La verità della scienza: qual è il momento migliore della giornata per bere il caffe, non lo diresti mai. Cosa c’è da sapere.
Per milioni di persone il caffè è il primo gesto del mattino: una tazzina appena svegli, spesso a stomaco vuoto, per “accendere” la giornata.
Ma la scienza suggerisce che questa abitudine, così radicata, potrebbe non essere la migliore per il nostro organismo. Un recente studio pubblicato sul British Journal of Nutrition e ripreso dall’Huffington Post mette infatti in discussione il momento in cui beviamo il caffè, rivelando effetti sorprendenti sul metabolismo.
Qual è il momento ideale per bere il caffè secondo la scienza
I ricercatori hanno monitorato le risposte glicemiche di un gruppo di partecipanti sottoposti a tre condizioni diverse: una notte di sonno normale, una notte disturbata e una notte disturbata seguita da una tazza di caffè bevuta prima di una bevanda a base di glucosio. Quest’ultima aveva lo scopo di simulare il contenuto nutrizionale di una colazione standard. I risultati sono stati chiari. Una notte di sonno interrotto, da sola, non ha compromesso in modo significativo il metabolismo dei soggetti sani.
Il problema è sorto quando, dopo aver dormito male, i partecipanti hanno bevuto il caffè a digiuno, prima della bevanda zuccherata: in questo caso la risposta glicemica è aumentata del 50%. “Cominciare la giornata dopo una notte mal dormita con un caffè forte ha avuto un effetto negativo sul metabolismo del glucosio del 50%”, ha spiegato Harry Smith, autore principale dello studio presso la University of Bath. In altre parole, il corpo gestisce peggio gli zuccheri se il primo contatto della mattina è con la caffeina, soprattutto quando il sonno non è stato ristoratore.
La conclusione degli esperti è semplice: meglio bere il caffè dopo aver mangiato, non prima. Una colazione anche leggera aiuta a stabilizzare la glicemia e riduce l’impatto metabolico della caffeina. “La regolazione dello zucchero nel sangue è compromessa quando la prima cosa con cui il nostro corpo entra in contatto è il caffè”, sottolinea Smith. “Possiamo migliorare la situazione mangiando prima e bevendo il caffè solo in seguito”.

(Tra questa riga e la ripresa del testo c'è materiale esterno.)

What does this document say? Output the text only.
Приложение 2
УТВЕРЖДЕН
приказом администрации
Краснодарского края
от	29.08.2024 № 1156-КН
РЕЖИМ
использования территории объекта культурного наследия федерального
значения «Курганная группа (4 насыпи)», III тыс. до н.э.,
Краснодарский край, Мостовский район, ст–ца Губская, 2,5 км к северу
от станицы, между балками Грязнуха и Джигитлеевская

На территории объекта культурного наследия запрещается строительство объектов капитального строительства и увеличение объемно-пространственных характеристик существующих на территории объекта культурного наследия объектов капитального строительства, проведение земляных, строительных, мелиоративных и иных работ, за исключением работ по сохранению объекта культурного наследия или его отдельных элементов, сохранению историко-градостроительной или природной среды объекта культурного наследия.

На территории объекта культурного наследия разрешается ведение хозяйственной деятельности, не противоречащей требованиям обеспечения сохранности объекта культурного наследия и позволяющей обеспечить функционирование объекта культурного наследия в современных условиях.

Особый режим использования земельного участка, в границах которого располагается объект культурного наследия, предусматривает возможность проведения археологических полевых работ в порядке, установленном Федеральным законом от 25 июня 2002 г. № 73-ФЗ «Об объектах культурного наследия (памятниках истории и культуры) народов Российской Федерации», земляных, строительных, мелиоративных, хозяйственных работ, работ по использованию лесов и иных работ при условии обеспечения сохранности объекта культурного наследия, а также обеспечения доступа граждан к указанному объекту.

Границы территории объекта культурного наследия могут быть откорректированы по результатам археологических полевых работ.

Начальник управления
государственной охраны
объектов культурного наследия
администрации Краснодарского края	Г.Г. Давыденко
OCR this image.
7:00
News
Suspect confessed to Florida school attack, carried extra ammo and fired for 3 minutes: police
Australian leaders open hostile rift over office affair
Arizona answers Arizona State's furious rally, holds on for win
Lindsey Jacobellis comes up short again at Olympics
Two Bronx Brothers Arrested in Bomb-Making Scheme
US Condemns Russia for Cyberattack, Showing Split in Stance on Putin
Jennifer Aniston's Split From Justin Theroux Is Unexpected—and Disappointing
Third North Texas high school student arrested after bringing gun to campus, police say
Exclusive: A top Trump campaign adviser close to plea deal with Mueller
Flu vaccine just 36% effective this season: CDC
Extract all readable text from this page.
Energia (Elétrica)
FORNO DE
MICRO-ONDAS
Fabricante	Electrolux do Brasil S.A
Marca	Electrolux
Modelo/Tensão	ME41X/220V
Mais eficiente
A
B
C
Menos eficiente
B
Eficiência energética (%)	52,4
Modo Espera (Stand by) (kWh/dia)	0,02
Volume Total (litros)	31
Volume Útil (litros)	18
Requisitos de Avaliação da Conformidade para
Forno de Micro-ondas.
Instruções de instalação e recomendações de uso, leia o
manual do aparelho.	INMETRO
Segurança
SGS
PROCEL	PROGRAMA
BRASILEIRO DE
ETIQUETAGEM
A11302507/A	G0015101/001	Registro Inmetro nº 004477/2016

Secondo la scienza è questo il momento migliore per bere il caffè durante la giornata – Cronologia.leonardo.it
Questa indicazione non significa demonizzare il caffè, anzi. Un altro studio, pubblicato nel 2024 su Science Direct, ha evidenziato come il consumo regolare della bevanda possa essere associato a una vita più lunga e a un minor rischio di malattie legate all’invecchiamento. I ricercatori hanno osservato che il caffè sembra contribuire alla protezione cardiovascolare, alla regolazione dei meccanismi di stress e al mantenimento delle funzioni muscolari, mentali e immunitarie.
Secondo la ricerca, chi beve caffè abitualmente presenta un rischio inferiore di sviluppare patologie comuni tra gli anziani, come malattie respiratorie e cardiovascolari, ictus, alcuni tipi di tumore, diabete, demenza e depressione grave. Un quadro che conferma il ruolo positivo della bevanda all’interno di uno stile di vita equilibrato.
Il messaggio della scienza, dunque, non è smettere di bere caffè, ma bere caffè nel momento giusto. Evitare la tazzina appena svegli – soprattutto dopo una notte difficile – e preferirla dopo la colazione può fare una grande differenza per la salute metabolica. Una piccola modifica alla routine quotidiana che permette di continuare a godersi il piacere del caffè, sfruttandone i benefici senza incorrere negli effetti indesiderati.